Students combine two-dimensional shapes to compose new shapes. Students are challenged to create composite shapes from smaller shapes.
Students will work to decompose known shapes into their component parts. Students will explore and discuss the shapes and their attributes that compose, hexagons, pentagons, and other complex shapes.
Students engage in sorting activities to uncover similarities and differences of three-dimensional shapes. They use the terms faces, bases, and vertices to identify defining attributes.
Students combine three-dimensional shapes to compose new shapes. Students are challenged to create composite shapes from smaller shapes.
Students engage in partitioning circles into equal shares called halves and fourths (quarters). They create and identify circles correctly partitioned into equal shares and use the terms half, fourth, and quarter to name each share.
Students partition rectangles into equal shares called halves and fourths (quarters). They create and identify rectangles correctly partitioned into equal shares and use the terms half, fourth, and quarter to name each share.

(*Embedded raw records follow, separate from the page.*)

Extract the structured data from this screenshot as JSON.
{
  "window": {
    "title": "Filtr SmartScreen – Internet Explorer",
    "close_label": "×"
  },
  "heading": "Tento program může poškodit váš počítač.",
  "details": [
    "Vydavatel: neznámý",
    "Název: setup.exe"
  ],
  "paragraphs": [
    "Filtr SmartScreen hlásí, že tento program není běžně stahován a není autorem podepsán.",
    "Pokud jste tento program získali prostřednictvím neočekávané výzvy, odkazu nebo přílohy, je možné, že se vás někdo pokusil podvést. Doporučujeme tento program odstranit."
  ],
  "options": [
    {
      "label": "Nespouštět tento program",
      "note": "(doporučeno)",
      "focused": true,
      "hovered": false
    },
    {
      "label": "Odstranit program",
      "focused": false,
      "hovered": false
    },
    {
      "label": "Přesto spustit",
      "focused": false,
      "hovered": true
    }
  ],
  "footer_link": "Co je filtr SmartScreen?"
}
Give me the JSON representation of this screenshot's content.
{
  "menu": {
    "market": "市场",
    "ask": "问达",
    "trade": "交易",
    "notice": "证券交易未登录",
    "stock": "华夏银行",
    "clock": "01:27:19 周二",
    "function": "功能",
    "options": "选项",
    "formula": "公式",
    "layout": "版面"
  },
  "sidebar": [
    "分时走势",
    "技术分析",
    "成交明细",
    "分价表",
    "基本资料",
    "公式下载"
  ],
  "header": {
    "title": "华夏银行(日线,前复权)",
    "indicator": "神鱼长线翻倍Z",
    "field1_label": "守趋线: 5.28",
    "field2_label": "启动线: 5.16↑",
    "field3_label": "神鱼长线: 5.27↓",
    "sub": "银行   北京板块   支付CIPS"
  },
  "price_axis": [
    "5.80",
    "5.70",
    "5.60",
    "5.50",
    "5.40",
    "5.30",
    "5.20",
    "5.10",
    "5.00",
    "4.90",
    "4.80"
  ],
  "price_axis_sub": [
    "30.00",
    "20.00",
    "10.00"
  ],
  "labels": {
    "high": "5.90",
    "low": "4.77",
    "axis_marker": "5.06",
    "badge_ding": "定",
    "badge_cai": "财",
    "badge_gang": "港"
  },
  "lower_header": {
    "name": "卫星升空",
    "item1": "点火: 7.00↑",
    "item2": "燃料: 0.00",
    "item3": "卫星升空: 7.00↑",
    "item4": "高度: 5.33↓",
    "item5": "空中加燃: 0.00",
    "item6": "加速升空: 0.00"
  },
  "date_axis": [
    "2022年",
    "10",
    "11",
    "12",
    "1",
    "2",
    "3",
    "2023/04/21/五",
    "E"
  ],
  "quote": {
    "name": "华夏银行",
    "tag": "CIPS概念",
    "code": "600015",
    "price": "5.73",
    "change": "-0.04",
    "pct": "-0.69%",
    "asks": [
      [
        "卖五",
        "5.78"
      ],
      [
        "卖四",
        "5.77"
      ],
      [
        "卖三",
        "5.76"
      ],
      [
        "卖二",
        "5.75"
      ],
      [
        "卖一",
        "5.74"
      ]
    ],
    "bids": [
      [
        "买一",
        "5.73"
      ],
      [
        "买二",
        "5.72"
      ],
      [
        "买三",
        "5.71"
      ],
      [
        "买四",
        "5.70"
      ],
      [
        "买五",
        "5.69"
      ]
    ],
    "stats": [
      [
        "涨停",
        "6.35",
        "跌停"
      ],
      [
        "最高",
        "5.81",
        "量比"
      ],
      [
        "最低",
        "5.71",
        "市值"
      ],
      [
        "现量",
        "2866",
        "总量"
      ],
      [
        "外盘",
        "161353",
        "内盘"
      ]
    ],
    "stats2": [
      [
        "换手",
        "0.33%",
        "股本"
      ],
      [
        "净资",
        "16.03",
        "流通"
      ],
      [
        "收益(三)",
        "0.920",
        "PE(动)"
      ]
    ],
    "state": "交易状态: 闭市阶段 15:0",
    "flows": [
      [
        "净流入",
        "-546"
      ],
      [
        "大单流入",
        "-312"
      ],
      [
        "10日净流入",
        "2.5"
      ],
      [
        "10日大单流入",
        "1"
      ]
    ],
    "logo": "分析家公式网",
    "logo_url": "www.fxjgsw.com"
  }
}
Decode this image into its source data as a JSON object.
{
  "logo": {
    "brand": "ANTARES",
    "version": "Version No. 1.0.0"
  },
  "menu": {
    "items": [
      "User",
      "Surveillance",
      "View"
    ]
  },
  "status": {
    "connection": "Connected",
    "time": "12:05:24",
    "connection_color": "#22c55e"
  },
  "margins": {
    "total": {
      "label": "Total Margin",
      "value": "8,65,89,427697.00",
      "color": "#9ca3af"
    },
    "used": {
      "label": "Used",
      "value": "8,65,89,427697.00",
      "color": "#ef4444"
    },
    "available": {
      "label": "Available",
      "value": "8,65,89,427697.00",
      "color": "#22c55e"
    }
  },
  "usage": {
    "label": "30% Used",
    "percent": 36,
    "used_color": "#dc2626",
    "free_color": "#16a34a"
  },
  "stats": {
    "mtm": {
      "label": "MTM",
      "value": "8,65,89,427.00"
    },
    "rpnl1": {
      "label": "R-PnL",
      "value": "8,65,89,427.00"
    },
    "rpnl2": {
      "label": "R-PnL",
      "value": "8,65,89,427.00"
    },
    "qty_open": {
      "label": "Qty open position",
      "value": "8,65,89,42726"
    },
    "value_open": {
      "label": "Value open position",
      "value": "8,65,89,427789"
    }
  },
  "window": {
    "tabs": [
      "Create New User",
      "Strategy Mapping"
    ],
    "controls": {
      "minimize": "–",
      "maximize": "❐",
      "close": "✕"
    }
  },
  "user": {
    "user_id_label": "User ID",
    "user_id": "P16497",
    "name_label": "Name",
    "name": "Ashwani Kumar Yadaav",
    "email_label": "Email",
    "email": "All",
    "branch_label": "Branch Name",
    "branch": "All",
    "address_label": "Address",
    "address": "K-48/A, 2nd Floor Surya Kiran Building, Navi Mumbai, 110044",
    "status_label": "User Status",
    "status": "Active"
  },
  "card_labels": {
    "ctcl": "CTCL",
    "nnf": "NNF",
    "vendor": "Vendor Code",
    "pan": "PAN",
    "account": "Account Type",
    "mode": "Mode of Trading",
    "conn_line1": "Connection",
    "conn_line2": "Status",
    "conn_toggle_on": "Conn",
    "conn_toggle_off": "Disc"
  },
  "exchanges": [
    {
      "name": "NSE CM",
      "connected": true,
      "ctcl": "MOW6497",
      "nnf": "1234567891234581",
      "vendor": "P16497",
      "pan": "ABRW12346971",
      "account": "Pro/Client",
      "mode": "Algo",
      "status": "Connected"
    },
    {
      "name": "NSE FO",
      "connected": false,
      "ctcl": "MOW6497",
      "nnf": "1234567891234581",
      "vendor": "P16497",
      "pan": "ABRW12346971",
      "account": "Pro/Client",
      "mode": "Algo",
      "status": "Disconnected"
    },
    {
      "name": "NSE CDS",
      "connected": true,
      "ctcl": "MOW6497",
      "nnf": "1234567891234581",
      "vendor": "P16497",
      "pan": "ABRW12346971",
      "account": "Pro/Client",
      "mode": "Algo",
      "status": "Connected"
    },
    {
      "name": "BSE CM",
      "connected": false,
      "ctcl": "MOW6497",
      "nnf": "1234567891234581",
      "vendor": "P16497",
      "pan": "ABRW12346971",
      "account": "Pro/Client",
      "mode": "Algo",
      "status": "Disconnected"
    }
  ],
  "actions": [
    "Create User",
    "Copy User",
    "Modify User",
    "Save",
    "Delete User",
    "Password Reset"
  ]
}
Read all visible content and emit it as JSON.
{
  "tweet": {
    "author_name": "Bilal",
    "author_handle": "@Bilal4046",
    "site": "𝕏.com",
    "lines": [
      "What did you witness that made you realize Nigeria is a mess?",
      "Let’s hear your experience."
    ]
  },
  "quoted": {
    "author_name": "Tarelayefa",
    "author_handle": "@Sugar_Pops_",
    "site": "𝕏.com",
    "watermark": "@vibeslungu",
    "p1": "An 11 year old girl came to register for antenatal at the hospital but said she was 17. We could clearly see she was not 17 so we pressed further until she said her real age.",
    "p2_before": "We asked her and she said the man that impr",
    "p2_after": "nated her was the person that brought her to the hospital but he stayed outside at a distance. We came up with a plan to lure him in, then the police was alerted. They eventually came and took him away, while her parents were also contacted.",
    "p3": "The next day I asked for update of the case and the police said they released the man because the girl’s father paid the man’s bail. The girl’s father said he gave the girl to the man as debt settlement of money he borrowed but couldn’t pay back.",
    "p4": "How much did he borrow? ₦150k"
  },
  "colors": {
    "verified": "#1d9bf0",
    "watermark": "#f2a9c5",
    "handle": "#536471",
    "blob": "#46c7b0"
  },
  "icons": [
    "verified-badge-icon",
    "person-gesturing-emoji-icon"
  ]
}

The Grade 1 lessons address the fourth critical area of focus in the geometry domain of the Common Core State Standards (CCSS):
Students compose and decompose plane or solid figures (e.g., put two triangles together to make a quadrilateral) and build understanding of part-whole relationships as well as the properties of the original and composite shapes. As they combine shapes, they recognize them from different perspectives and orientations, describe their geometric attributes, and determine how they are alike and different, to develop the background for measurement and for initial understandings of properties such as congruence and symmetry (CCSS, 2010, p. 13).